1. Interesting theology talk in NYTimes: God and Mark Sanford

    The NYTimes asked some religious pundits about Governor Mark Sanford’s repeated allusions to God and self-comparisons to King David. Some samples:

    Chuck Colson:

    When God created humans, His first act was to join the first man and woman as one flesh. Marriage is therefore a pre-political institution, the first of three institutions specifically ordained by God. It is therefore a sacred covenant between man, woman and God. Having read the governor’s latest statements about several prior dalliances (enough confessing already, please) I think he needs to go home, and get his own house in order before he can do much for the state of South Carolina.

    Rabbi Shmuley Boteach:

    The paradox of American evangelicals is that they are Christian on the one hand and political conservatives on the other with utterly opposing views of redemption. Christians believe that no one is blameless and all must therefore ride the coattails of a perfect being into heaven. But conservatives espouse the gospel of personal accountability. The state cannot save them. Man must earn his bread by the sweat of his brow and not by welfare alone.

    Steven Waldman (Beliefnet):

    The problem with this is that Jesus never suggested that being cleansed of spiritual sin meant you were exempted from temporal punishment. A murderer who accepts Christ might still get to heaven, but he doesn’t get sprung from Leavenworth.

    Colleen Carroll Campbell (whose book Julie & I reviewed a few years ago)
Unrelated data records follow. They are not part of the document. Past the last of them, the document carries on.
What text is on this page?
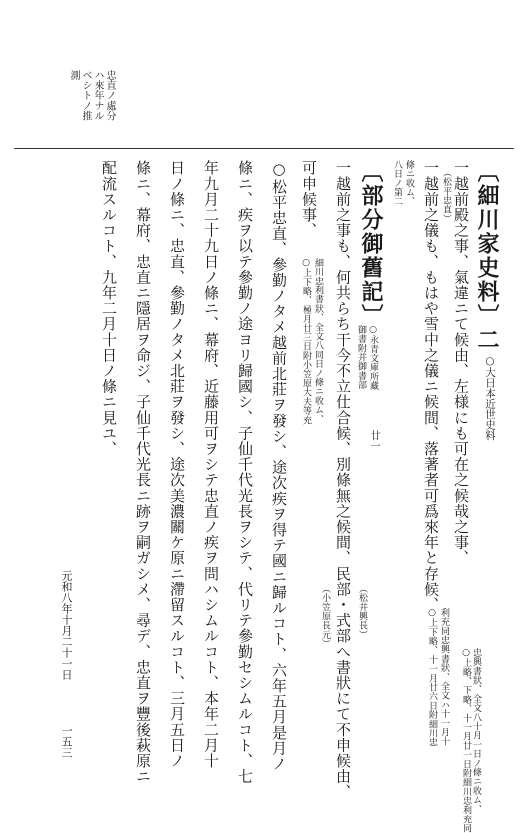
忠直ノ處分
ハ來年ナル
ベシトノ推
測
〔細川家史料〕二
○大日本近世史料
一越前殿之事、氣違ニて候由、左様にも可在之候哉之事、
（松平忠直）
○上略、下略、十一月廿一日附細川忠利充同 忠興書狀、全文八十月一日ノ條ニ收ム、
一越前之儀も、もはや雪中之儀ニ候間、落著者可爲來年と存候、
○上下略、十一月廿六日附細川忠 利充同忠興書狀、全文ハ十一月十
八日ノ第二 條ニ收ム、
〔部分御舊記〕
御書附并御書部 ○永青文庫所藏
廿一
一越前之事も、何共らち干今不立仕合候、別條無之候間、民部・式部へ書狀にて不申候由、
（小笠原長元）	（松井興長）
可申候事、
○上下略、極月廿三日附小笠原大夫等充 細川忠利書狀、全文八同日ノ條ニ收ム、
○松平忠直、參勤ノタメ越前北莊ヲ發シ、途次疾ヲ得テ國ニ歸ルコト、六年五月是月ノ
條ニ、疾ヲ以テ參勤ノ途ヨリ歸國シ、子仙千代光長ヲシテ、代リテ參勤セシムルコト、七
年九月二十九日ノ條ニ、幕府、近藤用可ヲシテ忠直ノ疾ヲ問ハシムルコト、本年二月十
日ノ條ニ、忠直、參勤ノタメ北莊ヲ發シ、途次美濃關ケ原ニ滯留スルコト、三月五日ノ
條ニ、幕府、忠直ニ隱居ヲ命ジ、子仙千代光長ニ跡ヲ嗣ガシメ、尋デ、忠直ヲ豐後萩原ニ
配流スルコト、九年二月十日ノ條ニ見ユ、
元和八年十月二十一日
一五三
    A politician who publicly champions traditional values while failing to faithfully live his own marriage vows may be a moral weakling, and he certainly loses a good deal of credibility on those issues when he fails to live his professed values in his private life. But his personal failings do not automatically discredit the causes for which he was fighting or serve as irrefutable proof that he never believed in those causes in the first place.